ChatGPT introduced some of the potential of AI to the general public, showcasing just a few of the features AI and large-language models can offer. With the public now aware of AI and what it can do, companies everywhere are scrambling to figure out how to implement the technology into their own services, according to Carlsson.

“You’re getting the investment, the willingness to change and do all of these things, but it’s also the scariest time to be one of those leaders, because there are so hyped expectations around this that you’re running headlong into that trough of disillusionment,” he said. “Six months to a year, folks are going to be really asking, ‘OK, well, so what have we been doing with AI? What have we achieved with all of this?’ It’s not fair on the data science leaders and the AI leaders.”

Conversations around AI frequently revolve around the ethical concerns it brings with it.
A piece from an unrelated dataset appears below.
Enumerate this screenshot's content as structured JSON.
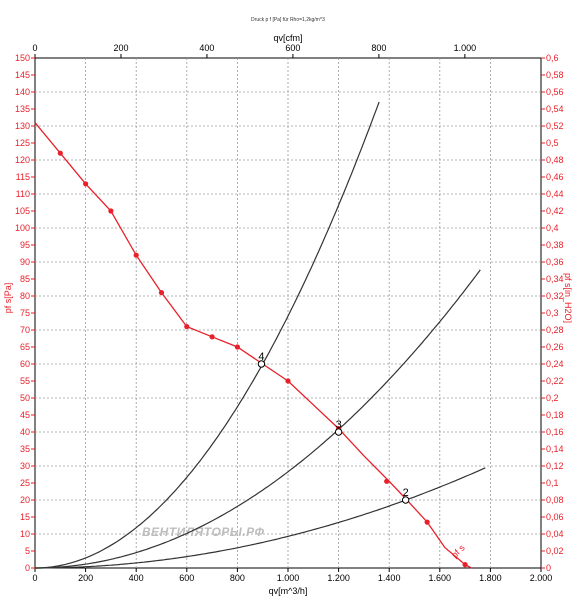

With such fantastic power, it’s easy for the technology to serve nefarious purposes if presented to the wrong hands.

“For example, when we’re talking about election interference or fraud for cybercrime, absolutely these models do enable that. But, unfortunately, so much of the regulation has been kind of knee-jerk and been very disconnected from the technology itself,” Carlsson said.

One solution to these emerging problems would be more data scientists employed across the board, but a shortage of data scientist talent has crippled the industry for years, he added.

“There are ways in which we can shortcut this and we can focus on the education about how you leverage these technology components, how you work with generative AI models, how you get LLMs to behave in a way that this is what the data scientist does,” Carlsson said. “Today the data scientist is the person who’s best set up to do these, but we can make that education far faster and more effectively.”